Simple Backup Solution

I'm looking for a very basic backup script/package for a directory on my Ubuntu server. Currently I'm using a cronjob like this:

0 5 * * 1 sudo tar -Pzcf /var/backups/home.tgz /home/

But I want a solution which adds a timestamp to the filename and does not override old backups. Of course this will slowly flood my drive so old backups (e.g. older than 2 months) need to be deleted automatically.

Cheers, Dennis


UPDATE: I've decided to give the bounty to the logrotate-solution because of it's simplicity. But big thanks to all other answerers, too!


Solution 1:

Simple solution using logrotate

If you want to keep it simple and without scripting, just stay with your current cronjob and in addition configure a logrotate rule for it.

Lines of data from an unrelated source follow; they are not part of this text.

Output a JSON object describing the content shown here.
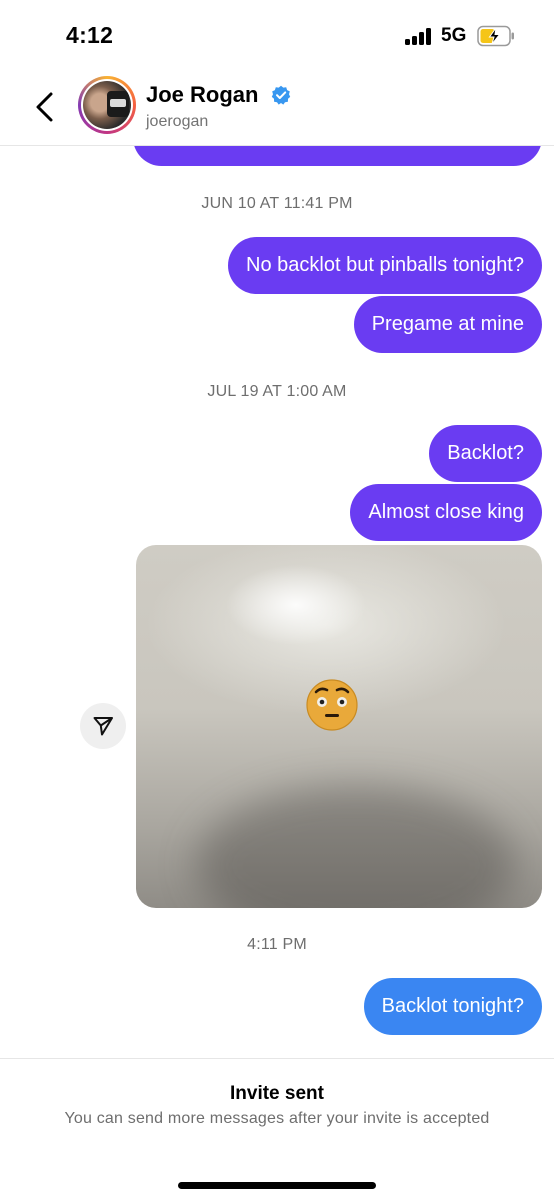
{
  "status_bar": {
    "time": "4:12",
    "network": "5G",
    "icons": [
      "signal-bars-icon",
      "battery-charging-icon"
    ],
    "battery_color": "#f5c518"
  },
  "header": {
    "contact_name": "Joe Rogan",
    "contact_handle": "joerogan",
    "icons": [
      "back-chevron-icon",
      "verified-badge-icon"
    ],
    "verified_color": "#3897f0"
  },
  "chat": {
    "colors": {
      "sent_purple": "#6a3cf2",
      "sent_blue": "#3a86f2"
    },
    "timestamps": [
      "JUN 10 AT 11:41 PM",
      "JUL 19 AT 1:00 AM",
      "4:11 PM"
    ],
    "messages": [
      {
        "text": "No backlot but pinballs tonight?",
        "from": "me"
      },
      {
        "text": "Pregame at mine",
        "from": "me"
      },
      {
        "text": "Backlot?",
        "from": "me"
      },
      {
        "text": "Almost close king",
        "from": "me"
      },
      {
        "text": "Backlot tonight?",
        "from": "me"
      }
    ],
    "photo_message": {
      "description_icon": "emoji-photo"
    },
    "share_icon": "send-icon"
  },
  "footer": {
    "invite_title": "Invite sent",
    "invite_subtitle": "You can send more messages after your invite is accepted"
  }
}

To do that, place the following in a file named /etc/logrotate.d/backup-home:

/var/backups/home.tgz {
    weekly
    rotate 8
    nocompress
    dateext
}

From now on, each time logrotate runs (and it will normally do so every day at ~6:25am), it will check if it's suitable for rotation and, if so, rename your home.tgz to another file with a timestamp added. It will keep 8 copies of it, so you have roughly two months of history.

You can customize the timestamp using the dateformat option, see logrotate(8).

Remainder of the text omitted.